By Rebecca Levin
I. Introduction
On November 5, 2018, Judge Steven M. Houran of Strafford County, New Hampshire ordered Amazon to provide authorities with audio recordings from an Amazon Echo device in the investigation of the stabbing of two women in January 2017.[1] Judge Houran wrote the Echo device may possess recordings that give insight into the murders given the device’s location in the home where the women were found.[2] Currently, Amazon is objecting to the legality of this order and has yet to hand over the recordings, stating they will not release the information “without a valid and binding legal demand properly served on us.”[3] While this dispute is in the early stages; this clash over privacy rights between the government and Amazon is not the first of its kind.[4]

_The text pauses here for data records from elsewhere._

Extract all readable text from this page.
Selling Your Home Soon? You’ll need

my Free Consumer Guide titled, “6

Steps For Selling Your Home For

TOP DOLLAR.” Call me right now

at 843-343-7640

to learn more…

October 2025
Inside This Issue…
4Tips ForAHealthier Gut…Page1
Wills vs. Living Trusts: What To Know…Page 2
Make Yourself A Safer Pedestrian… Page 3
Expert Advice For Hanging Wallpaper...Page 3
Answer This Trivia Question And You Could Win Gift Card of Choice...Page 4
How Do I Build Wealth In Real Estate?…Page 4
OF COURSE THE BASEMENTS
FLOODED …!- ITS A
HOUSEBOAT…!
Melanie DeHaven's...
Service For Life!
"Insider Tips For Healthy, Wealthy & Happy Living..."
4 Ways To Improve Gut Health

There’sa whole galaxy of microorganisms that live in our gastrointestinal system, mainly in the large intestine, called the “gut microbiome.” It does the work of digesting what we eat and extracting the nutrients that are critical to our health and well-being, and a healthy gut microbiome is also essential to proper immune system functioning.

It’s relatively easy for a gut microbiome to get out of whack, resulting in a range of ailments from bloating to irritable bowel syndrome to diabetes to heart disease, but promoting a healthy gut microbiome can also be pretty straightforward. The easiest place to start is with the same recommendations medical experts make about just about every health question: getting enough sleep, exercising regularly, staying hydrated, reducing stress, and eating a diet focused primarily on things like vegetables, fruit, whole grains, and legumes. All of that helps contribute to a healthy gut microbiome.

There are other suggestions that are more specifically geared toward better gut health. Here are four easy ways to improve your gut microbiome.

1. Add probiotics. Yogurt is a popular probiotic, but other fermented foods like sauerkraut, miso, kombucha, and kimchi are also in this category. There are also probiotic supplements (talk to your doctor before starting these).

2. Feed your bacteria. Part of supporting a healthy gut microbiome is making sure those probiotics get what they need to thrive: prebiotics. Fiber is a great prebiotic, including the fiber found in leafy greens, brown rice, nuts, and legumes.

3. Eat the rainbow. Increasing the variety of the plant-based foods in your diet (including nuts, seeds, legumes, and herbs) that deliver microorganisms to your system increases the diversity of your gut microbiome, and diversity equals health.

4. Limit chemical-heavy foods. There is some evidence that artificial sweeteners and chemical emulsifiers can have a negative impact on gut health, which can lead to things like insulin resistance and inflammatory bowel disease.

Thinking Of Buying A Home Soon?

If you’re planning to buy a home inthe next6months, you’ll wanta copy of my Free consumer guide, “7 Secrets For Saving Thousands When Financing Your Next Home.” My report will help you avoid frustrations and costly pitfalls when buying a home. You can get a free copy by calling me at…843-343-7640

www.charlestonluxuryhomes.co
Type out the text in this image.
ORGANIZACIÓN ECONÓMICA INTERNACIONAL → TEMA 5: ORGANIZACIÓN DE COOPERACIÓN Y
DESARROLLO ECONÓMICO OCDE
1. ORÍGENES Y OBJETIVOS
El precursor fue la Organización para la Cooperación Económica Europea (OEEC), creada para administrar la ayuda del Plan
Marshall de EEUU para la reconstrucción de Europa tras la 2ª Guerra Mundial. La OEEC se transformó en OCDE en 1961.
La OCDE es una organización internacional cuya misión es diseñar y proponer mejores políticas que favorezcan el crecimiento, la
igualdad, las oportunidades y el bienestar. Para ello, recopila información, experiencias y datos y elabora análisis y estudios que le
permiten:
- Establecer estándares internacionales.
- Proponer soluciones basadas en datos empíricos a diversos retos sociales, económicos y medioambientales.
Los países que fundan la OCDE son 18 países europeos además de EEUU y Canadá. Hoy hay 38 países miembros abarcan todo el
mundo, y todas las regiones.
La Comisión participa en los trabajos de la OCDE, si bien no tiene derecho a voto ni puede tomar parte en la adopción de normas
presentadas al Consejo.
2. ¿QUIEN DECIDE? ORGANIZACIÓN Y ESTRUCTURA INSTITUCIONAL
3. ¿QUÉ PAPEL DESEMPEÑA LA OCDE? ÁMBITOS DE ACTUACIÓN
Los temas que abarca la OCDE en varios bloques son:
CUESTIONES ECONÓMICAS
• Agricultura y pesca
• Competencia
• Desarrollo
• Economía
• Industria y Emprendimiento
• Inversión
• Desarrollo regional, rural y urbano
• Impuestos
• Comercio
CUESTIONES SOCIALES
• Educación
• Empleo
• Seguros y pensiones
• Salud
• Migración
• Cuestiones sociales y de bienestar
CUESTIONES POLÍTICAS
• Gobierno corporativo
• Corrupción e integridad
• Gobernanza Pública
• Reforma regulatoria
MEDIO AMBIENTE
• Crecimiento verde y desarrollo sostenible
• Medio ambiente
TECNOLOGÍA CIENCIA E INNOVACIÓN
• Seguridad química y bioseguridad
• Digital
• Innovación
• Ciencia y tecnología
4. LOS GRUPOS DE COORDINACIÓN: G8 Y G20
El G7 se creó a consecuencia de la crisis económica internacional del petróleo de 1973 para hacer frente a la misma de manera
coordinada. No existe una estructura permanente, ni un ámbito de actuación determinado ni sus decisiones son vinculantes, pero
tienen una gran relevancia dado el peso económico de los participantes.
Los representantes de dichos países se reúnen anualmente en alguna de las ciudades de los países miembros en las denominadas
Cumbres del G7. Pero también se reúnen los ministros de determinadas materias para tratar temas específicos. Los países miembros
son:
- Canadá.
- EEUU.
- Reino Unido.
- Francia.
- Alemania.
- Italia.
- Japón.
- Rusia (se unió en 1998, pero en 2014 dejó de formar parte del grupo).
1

On February 22, 2016, in Benton County, Arkansas, prosecutors charged James Bates with the murder of Victor Collins.[5] After the Chief Medical Examiner ruled Collins’s death a murder, law enforcement obtained a search warrant for Bates’s home where they seized an Amazon Echo device under the assumption that through use of this device Amazon possessed audio recordings that could help solve the murder in question.[6] Prosecutors surmised the Amazon Echo inadvertently recorded audio from the night of November 21, 2015 given the device played music on the night of the alleged murder and could have inadvertently recorded evidence of the murder.[7] Ultimately, Amazon dropped their objection to releasing the recordings when James Bates voluntarily consented to their release on March 3, 2017.[8] These cases highlight the question of what level of protection home smart devices receive under one’s right to privacy. This article will explore how the current laws protect smart home device users under the Fourth Amendment.